STOCK EXCHANGE: European stock markets opened slightly lower – the French budget speaks volumes

The stock market in Europe opened at the index level with mostly small price changes. In France, investors are digesting the budget proposal aimed at taming the deficit of the state budget. The CAC-40 index was down 0.5 percent, stronger than the rest of Europe.

The topic of conversation this morning has continued to be China’s recovery, about which more information is expected during the weekend. In addition, the statistics published yesterday afternoon in the United States swayed views on monetary policy. In September, inflation weakened, but more slowly than expected.

“According to the Fed, the last mile to reach the inflation target is tough. That’s how it looks now. However, we still expect the Fed to cut its key rate by 0.25 percentage points in November and likely further in December,” CIBC Private Walthin David Donabedian told Bloomberg.

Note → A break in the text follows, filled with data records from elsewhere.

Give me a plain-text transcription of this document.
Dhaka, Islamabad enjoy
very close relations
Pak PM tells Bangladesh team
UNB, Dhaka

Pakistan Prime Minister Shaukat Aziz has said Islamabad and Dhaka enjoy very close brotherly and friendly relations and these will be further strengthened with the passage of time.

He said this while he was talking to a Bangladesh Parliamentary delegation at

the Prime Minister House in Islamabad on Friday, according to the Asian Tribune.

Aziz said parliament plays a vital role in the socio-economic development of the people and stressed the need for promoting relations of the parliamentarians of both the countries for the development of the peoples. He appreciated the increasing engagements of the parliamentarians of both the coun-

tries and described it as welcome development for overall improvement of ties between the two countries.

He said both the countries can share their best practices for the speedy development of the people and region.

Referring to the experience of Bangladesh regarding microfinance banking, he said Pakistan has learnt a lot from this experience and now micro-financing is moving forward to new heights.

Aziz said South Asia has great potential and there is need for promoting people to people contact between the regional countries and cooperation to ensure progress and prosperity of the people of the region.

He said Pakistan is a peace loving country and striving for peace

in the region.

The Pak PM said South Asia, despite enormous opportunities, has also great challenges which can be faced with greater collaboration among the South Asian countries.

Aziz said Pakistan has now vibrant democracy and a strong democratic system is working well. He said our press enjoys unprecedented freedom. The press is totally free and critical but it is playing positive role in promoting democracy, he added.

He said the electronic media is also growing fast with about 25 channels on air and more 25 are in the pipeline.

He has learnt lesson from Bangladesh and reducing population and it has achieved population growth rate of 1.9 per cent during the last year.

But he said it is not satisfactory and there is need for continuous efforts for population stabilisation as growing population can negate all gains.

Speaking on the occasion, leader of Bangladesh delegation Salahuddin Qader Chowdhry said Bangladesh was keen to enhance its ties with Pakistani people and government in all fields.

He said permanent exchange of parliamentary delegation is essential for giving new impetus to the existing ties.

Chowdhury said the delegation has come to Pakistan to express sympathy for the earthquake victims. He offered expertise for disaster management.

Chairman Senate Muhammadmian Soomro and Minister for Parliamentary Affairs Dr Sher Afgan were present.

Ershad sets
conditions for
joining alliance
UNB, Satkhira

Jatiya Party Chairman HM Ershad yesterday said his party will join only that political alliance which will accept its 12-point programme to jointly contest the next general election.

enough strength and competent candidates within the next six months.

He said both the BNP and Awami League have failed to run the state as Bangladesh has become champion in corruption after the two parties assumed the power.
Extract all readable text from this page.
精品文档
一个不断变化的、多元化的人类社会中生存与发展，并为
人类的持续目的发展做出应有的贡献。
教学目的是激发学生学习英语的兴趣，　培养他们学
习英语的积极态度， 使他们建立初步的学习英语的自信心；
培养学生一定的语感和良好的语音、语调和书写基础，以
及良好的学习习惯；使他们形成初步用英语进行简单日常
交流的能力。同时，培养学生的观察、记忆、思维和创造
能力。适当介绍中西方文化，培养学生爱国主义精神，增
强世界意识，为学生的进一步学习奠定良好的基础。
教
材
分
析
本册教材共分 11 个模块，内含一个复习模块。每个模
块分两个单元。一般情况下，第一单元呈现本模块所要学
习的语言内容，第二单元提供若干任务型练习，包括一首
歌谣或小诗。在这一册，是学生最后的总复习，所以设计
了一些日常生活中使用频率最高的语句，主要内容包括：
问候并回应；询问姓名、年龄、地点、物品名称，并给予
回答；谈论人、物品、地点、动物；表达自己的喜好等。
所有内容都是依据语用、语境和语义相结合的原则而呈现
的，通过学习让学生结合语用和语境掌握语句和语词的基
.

In Europe, the economic outlook is weaker and investors consider the next interest rate cut at next week’s October meeting practically certain. However, the uncertainties related to the interest rate path in the United States have shaken the markets in Europe as well.

The broad Stoxx 600 was down 0.2 percent after twenty minutes of trading. Out of a total of 20 industry indices, 15 were down. Prices of consumer products and services and consumer goods producers’ stocks fell the most, on average, by more than half a percent. The share prices of real estate investment companies and financial companies were up by 0.1-0.2 percent.